Sunday, September 28, 2008

Interesting times and not the end of Capitalism

As before, Wil Hutton in The Guardian:

This is not the end of capitalism, as some wildly claim; there is no intellectual, social or political challenge to a market system based on respect for private property rights, even by the Chinese Communist party.

Rather, it is a crisis of a particular capitalism that has set aside respect for trust, integrity and fairness as fuddy-duddy obstacles to 'wealth generation'.

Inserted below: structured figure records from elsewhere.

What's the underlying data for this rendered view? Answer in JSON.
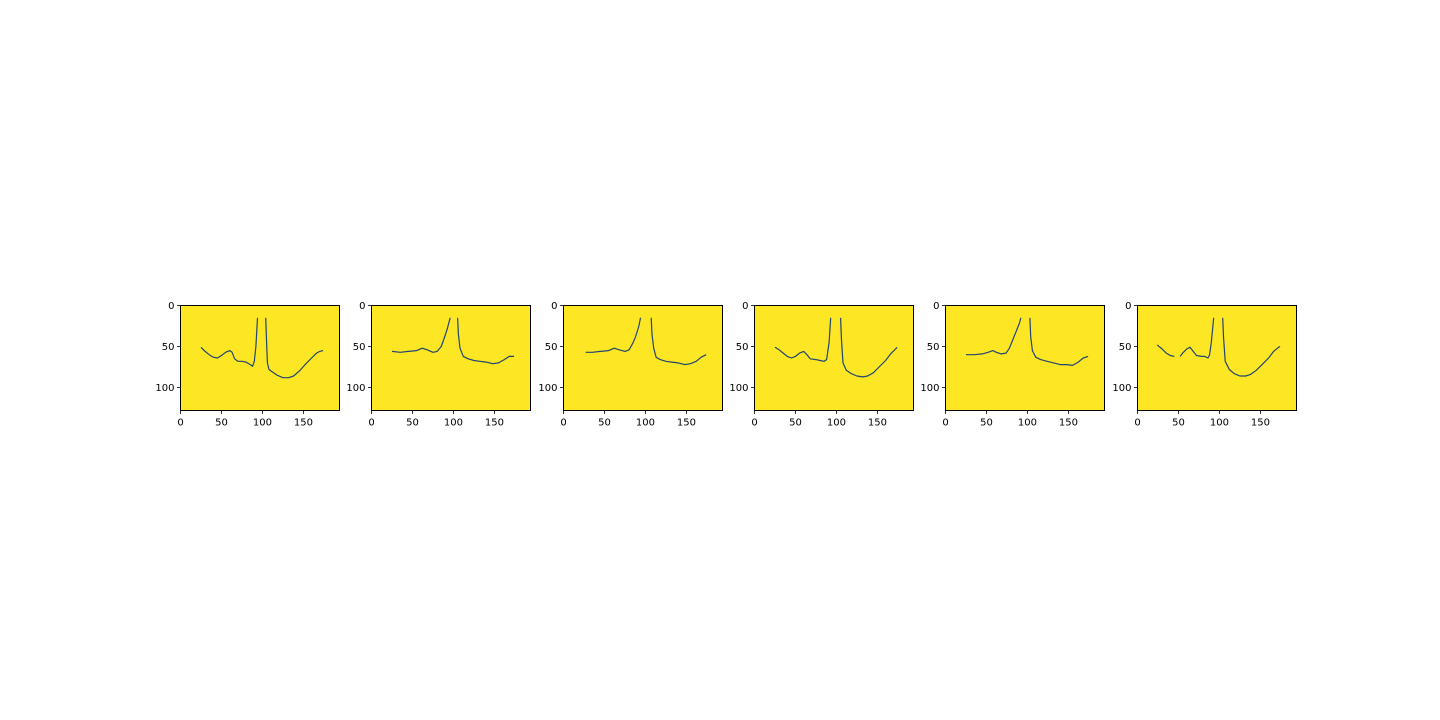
{
  "figure": {
    "background": "#ffffff"
  },
  "chart_data": [
    {
      "type": "line",
      "image_background": "#fde725",
      "line_color": "#21456e",
      "xlim": [
        0,
        194
      ],
      "ylim": [
        128,
        0
      ],
      "xticks": [
        0,
        50,
        100,
        150
      ],
      "yticks": [
        0,
        50,
        100
      ],
      "xtick_labels": [
        "0",
        "50",
        "100",
        "150"
      ],
      "ytick_labels": [
        "0",
        "50",
        "100"
      ],
      "series": [
        {
          "points": [
            [
              25,
              51
            ],
            [
              30,
              56
            ],
            [
              35,
              60
            ],
            [
              40,
              63
            ],
            [
              45,
              64
            ],
            [
              50,
              61
            ],
            [
              55,
              57
            ],
            [
              60,
              55
            ],
            [
              63,
              57
            ],
            [
              66,
              65
            ],
            [
              70,
              68
            ],
            [
              75,
              68
            ],
            [
              80,
              69
            ],
            [
              85,
              72
            ],
            [
              88,
              74
            ],
            [
              90,
              68
            ],
            [
              92,
              50
            ],
            [
              94,
              15
            ]
          ]
        },
        {
          "points": [
            [
              104,
              15
            ],
            [
              105,
              45
            ],
            [
              106,
              70
            ],
            [
              108,
              78
            ],
            [
              112,
              81
            ],
            [
              118,
              85
            ],
            [
              125,
              88
            ],
            [
              132,
              88
            ],
            [
              138,
              86
            ],
            [
              145,
              80
            ],
            [
              152,
              72
            ],
            [
              160,
              64
            ],
            [
              166,
              58
            ],
            [
              170,
              56
            ],
            [
              174,
              55
            ]
          ]
        }
      ]
    },
    {
      "type": "line",
      "image_background": "#fde725",
      "line_color": "#21456e",
      "xlim": [
        0,
        194
      ],
      "ylim": [
        128,
        0
      ],
      "xticks": [
        0,
        50,
        100,
        150
      ],
      "yticks": [
        0,
        50,
        100
      ],
      "xtick_labels": [
        "0",
        "50",
        "100",
        "150"
      ],
      "ytick_labels": [
        "0",
        "50",
        "100"
      ],
      "series": [
        {
          "points": [
            [
              25,
              56
            ],
            [
              35,
              57
            ],
            [
              45,
              56
            ],
            [
              55,
              55
            ],
            [
              62,
              52
            ],
            [
              68,
              54
            ],
            [
              75,
              57
            ],
            [
              80,
              56
            ],
            [
              85,
              50
            ],
            [
              88,
              42
            ],
            [
              92,
              30
            ],
            [
              96,
              15
            ]
          ]
        },
        {
          "points": [
            [
              105,
              15
            ],
            [
              106,
              35
            ],
            [
              108,
              52
            ],
            [
              112,
              62
            ],
            [
              118,
              65
            ],
            [
              125,
              67
            ],
            [
              132,
              68
            ],
            [
              140,
              69
            ],
            [
              148,
              71
            ],
            [
              155,
              70
            ],
            [
              162,
              66
            ],
            [
              168,
              62
            ],
            [
              174,
              62
            ]
          ]
        }
      ]
    },
    {
      "type": "line",
      "image_background": "#fde725",
      "line_color": "#21456e",
      "xlim": [
        0,
        194
      ],
      "ylim": [
        128,
        0
      ],
      "xticks": [
        0,
        50,
        100,
        150
      ],
      "yticks": [
        0,
        50,
        100
      ],
      "xtick_labels": [
        "0",
        "50",
        "100",
        "150"
      ],
      "ytick_labels": [
        "0",
        "50",
        "100"
      ],
      "series": [
        {
          "points": [
            [
              27,
              57
            ],
            [
              35,
              57
            ],
            [
              45,
              56
            ],
            [
              55,
              55
            ],
            [
              62,
              52
            ],
            [
              68,
              54
            ],
            [
              75,
              56
            ],
            [
              80,
              54
            ],
            [
              85,
              45
            ],
            [
              88,
              38
            ],
            [
              92,
              25
            ],
            [
              94,
              15
            ]
          ]
        },
        {
          "points": [
            [
              107,
              15
            ],
            [
              108,
              35
            ],
            [
              110,
              52
            ],
            [
              113,
              63
            ],
            [
              118,
              66
            ],
            [
              125,
              68
            ],
            [
              132,
              69
            ],
            [
              140,
              70
            ],
            [
              148,
              72
            ],
            [
              155,
              71
            ],
            [
              162,
              68
            ],
            [
              168,
              63
            ],
            [
              174,
              60
            ]
          ]
        }
      ]
    },
    {
      "type": "line",
      "image_background": "#fde725",
      "line_color": "#21456e",
      "xlim": [
        0,
        194
      ],
      "ylim": [
        128,
        0
      ],
      "xticks": [
        0,
        50,
        100,
        150
      ],
      "yticks": [
        0,
        50,
        100
      ],
      "xtick_labels": [
        "0",
        "50",
        "100",
        "150"
      ],
      "ytick_labels": [
        "0",
        "50",
        "100"
      ],
      "series": [
        {
          "points": [
            [
              25,
              51
            ],
            [
              30,
              54
            ],
            [
              35,
              58
            ],
            [
              40,
              62
            ],
            [
              45,
              64
            ],
            [
              50,
              62
            ],
            [
              55,
              58
            ],
            [
              60,
              56
            ],
            [
              64,
              60
            ],
            [
              68,
              65
            ],
            [
              75,
              66
            ],
            [
              80,
              67
            ],
            [
              85,
              68
            ],
            [
              88,
              66
            ],
            [
              91,
              45
            ],
            [
              93,
              15
            ]
          ]
        },
        {
          "points": [
            [
              105,
              15
            ],
            [
              106,
              40
            ],
            [
              108,
              70
            ],
            [
              112,
              79
            ],
            [
              118,
              83
            ],
            [
              125,
              86
            ],
            [
              132,
              87
            ],
            [
              138,
              86
            ],
            [
              145,
              82
            ],
            [
              152,
              75
            ],
            [
              160,
              67
            ],
            [
              166,
              59
            ],
            [
              172,
              53
            ],
            [
              174,
              51
            ]
          ]
        }
      ]
    },
    {
      "type": "line",
      "image_background": "#fde725",
      "line_color": "#21456e",
      "xlim": [
        0,
        194
      ],
      "ylim": [
        128,
        0
      ],
      "xticks": [
        0,
        50,
        100,
        150
      ],
      "yticks": [
        0,
        50,
        100
      ],
      "xtick_labels": [
        "0",
        "50",
        "100",
        "150"
      ],
      "ytick_labels": [
        "0",
        "50",
        "100"
      ],
      "series": [
        {
          "points": [
            [
              25,
              60
            ],
            [
              35,
              60
            ],
            [
              45,
              59
            ],
            [
              52,
              57
            ],
            [
              58,
              55
            ],
            [
              62,
              57
            ],
            [
              68,
              59
            ],
            [
              74,
              58
            ],
            [
              78,
              52
            ],
            [
              82,
              42
            ],
            [
              86,
              32
            ],
            [
              90,
              22
            ],
            [
              92,
              15
            ]
          ]
        },
        {
          "points": [
            [
              103,
              15
            ],
            [
              104,
              38
            ],
            [
              106,
              55
            ],
            [
              110,
              63
            ],
            [
              116,
              66
            ],
            [
              124,
              68
            ],
            [
              132,
              70
            ],
            [
              140,
              72
            ],
            [
              148,
              72
            ],
            [
              155,
              73
            ],
            [
              162,
              69
            ],
            [
              168,
              64
            ],
            [
              174,
              62
            ]
          ]
        }
      ]
    },
    {
      "type": "line",
      "image_background": "#fde725",
      "line_color": "#21456e",
      "xlim": [
        0,
        194
      ],
      "ylim": [
        128,
        0
      ],
      "xticks": [
        0,
        50,
        100,
        150
      ],
      "yticks": [
        0,
        50,
        100
      ],
      "xtick_labels": [
        "0",
        "50",
        "100",
        "150"
      ],
      "ytick_labels": [
        "0",
        "50",
        "100"
      ],
      "series": [
        {
          "points": [
            [
              24,
              48
            ],
            [
              30,
              53
            ],
            [
              35,
              58
            ],
            [
              40,
              61
            ],
            [
              45,
              62
            ]
          ]
        },
        {
          "points": [
            [
              52,
              62
            ],
            [
              56,
              57
            ],
            [
              60,
              53
            ],
            [
              64,
              51
            ],
            [
              68,
              56
            ],
            [
              72,
              61
            ],
            [
              78,
              62
            ],
            [
              82,
              62
            ],
            [
              86,
              64
            ],
            [
              88,
              60
            ],
            [
              90,
              45
            ],
            [
              93,
              15
            ]
          ]
        },
        {
          "points": [
            [
              104,
              15
            ],
            [
              105,
              40
            ],
            [
              107,
              68
            ],
            [
              112,
              78
            ],
            [
              118,
              83
            ],
            [
              125,
              86
            ],
            [
              132,
              86
            ],
            [
              138,
              84
            ],
            [
              145,
              79
            ],
            [
              152,
              72
            ],
            [
              160,
              64
            ],
            [
              166,
              56
            ],
            [
              172,
              51
            ],
            [
              174,
              50
            ]
          ]
        }
      ]
    }
  ]
}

Well thank goodness for that.

Now hopefully the Americans will get a handle on their borrowing; quit Iraq in as orderly and rapid manner as possible, invest in infrastructure, education, nationalise their healthcare as well as their banks and mortgage companies and leave running the world to the Europeans or Chinese.

In fact the ideal situation would be one where there were three Great Powers - the Europeans, Americans, and Chinese, with an influential G8 and India. According to this article by Jon Taplin, and based on The Great Transformation by Karl Polanyi, Taplin's analysis:

His conclusion is that the key to a long period of peace is a stable Balance of Power between three or more states, combined with a stable world financial system (he calls it Haute Finance) which constantly stresses that war is destructive to trade.

Also worth checking out is The Rise and Fall of Great Powers by Paul Kennedy and Charles Stross' commentary on this essay on the fall of the USSR by Yegor Gaidar:

Normally empires decline slowly; it took nearly half a century for the British empire to descend from planetary hegemony to the edge of bankruptcy in 1945, for example.

The USSR took a decade from the first serious worries about its balance of trade to the final abortive Putsch and Gorbachev's resignation.

But the US Empire has developed a uniquely unstable financial system over the past two or three decades, and we may be witnessing a catastrophic collapse. (I hope not; this sort of event is deeply uncomfortable and unpleasant to live through, even when it doesn't coincide with major environmental crises, a power vacuum, and a disciplined cadre of apocalypse-obsessed religious fanatics waiting in the wings to seize power if they can.)

Clearly I need to write a list of lessons to be learned from the current economic problems.